Es ist nämlich Montagmorgen: Das erste Red Bull wurde geköpft und die PR-Katjushas der Unternehmens-Presseabteilungen ballern aus allen Rohren: "Xenomics kündigt Teilnahme an Mailänder Pharma Finance 2006 Conference an." Donnerwetter! Wer hätte das gedacht? Ich gebe hiermit meine Teilnahme am heutigen 2. Bremer Webmontag bekannt. "There are castles made of sand" (J. Hendrix) - Hier ein PR-Hotshop mit seinen strategischen Instrumenten
Wahlmenu:
NPD: Weniger Stimmen als befürchtet. Niemand soll jetzt von "armen Verlierern" reden. Arbeitslosigkeit ist keine Entschuldigung für Schweinkram: Wer Nazi wählt, ist selber einer. Punkt.

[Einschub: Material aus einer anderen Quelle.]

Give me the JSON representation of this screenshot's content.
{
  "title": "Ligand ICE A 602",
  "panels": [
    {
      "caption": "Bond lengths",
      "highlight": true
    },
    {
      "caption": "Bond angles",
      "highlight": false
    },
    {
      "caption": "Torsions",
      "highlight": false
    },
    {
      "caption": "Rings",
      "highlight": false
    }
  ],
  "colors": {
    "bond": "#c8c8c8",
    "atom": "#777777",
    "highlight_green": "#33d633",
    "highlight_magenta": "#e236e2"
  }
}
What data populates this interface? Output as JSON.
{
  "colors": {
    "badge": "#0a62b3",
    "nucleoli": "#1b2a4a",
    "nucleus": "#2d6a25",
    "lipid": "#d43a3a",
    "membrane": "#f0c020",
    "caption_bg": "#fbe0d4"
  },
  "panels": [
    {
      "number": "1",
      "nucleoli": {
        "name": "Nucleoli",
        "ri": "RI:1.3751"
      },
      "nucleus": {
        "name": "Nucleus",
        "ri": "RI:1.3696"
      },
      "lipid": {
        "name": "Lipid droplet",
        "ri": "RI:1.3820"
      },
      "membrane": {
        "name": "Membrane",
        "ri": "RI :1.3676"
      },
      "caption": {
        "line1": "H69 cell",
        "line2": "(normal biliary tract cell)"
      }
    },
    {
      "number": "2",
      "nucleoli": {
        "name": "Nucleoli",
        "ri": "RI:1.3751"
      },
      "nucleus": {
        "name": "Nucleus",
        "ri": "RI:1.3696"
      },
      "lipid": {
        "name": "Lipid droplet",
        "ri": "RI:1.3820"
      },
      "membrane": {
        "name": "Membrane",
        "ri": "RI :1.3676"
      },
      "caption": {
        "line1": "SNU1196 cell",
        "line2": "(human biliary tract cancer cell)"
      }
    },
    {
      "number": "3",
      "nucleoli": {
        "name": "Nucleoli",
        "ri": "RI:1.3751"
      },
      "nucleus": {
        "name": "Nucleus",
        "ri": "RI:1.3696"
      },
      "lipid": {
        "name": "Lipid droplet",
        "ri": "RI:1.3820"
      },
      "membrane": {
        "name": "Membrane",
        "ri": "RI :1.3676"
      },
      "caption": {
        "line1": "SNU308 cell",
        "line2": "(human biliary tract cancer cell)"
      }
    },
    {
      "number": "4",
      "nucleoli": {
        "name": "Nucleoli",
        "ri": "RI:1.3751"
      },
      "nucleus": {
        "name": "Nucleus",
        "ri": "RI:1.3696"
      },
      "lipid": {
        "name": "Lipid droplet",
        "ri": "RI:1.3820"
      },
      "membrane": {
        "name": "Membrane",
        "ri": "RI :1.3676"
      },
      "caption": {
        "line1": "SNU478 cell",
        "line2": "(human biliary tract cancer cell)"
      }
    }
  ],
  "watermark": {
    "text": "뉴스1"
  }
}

SPD: Der Partei ist es erfolgreich gelungen, der Union in der Koalition den schwarzen Fleck in die Hand zu drücken (vgl. Robert L. Stevenson). CDU: Merkeldämmerung. Der "unbeirrte Reformkurs" führt vor die Wand. In Schweden gewinnen die Konservativen mit einem sozialdemokratischen Programm. Union trinkt deshalb bald Rüttgers Club. Nebenbei: Es wurde ja auch auf Seiten des pechschwarzen Wirtschaftsflügels ein wenig viel gelogen: Steuererleichterungen, Reformen der Sozialsysteme, Lockerungen beim Kündigungsschutz - alles Mögliche sollte Arbeit schaffen. Was haben diese Neoliberalen hinterher eingelöst von ihren Versprechen? Weniger als nüscht - Bringschuld verfehlt. Jetzt dreht sich eben der Wind. Der Wähler hat's angerichtet. FDP: Siegt sich zu Tode. Nachdem ihr jetzt die Union ideologisch von der Leine geht, ist der Guido mit seinen Zahnwälten ganz allein zu Haus in seinem Neoliberallala. Grün: Rotgrün ist wieder sexy. Claudia Roth noch immer nicht. Linkspartei: In Berlin wirkt Oskar Lafontaine gewaltig, in MVP der Karsten Dörre. Mit erwartbarem Resultat. WASG: Das trotzkistische Projekt war und ist eine Totgeburt. Selbst mit "Sexy Lucy" an der Spitze.
Das Wort zum Montag
Anton Pawlowitsch Tschechow, nach seinem Besuch auf der zaristischen Sträflingsinsel Sachalin, spricht über seine Auffassung vom vielumstrittenen "realistischen Standpunkt", der möglichst ideologiefern weder den Autor noch den Leidenden romantisieren darf:
"Ich schrieb lange daran und fühlte lange Zeit, daß ich nicht auf dem richtigen Weg bin, bis ich schließlich erfasste, worin das Unwahre lag. Es war, als wollte ich mit meinem 'Sachalin' jemanden belehren und als verberge ich zugleich etwas und hielte mich zurück. Aber sobald ich anfing darzustellen, als was für ein Sonderling ich mich auf Sachalin fühlte und was für Schweine es dort gibt, wurde mir leicht und die Arbeit ging von der Hand." Anton Tschechow Mit publizistischem Erfolg übrigens: Der Zar schickte eine Kommission nach Sachalin, und das Strafrecht wurde geändert. Ein tränenseliges Buch ohne die "Tschechow'sche Eiseskälte" hätte das wohl kaum erreicht.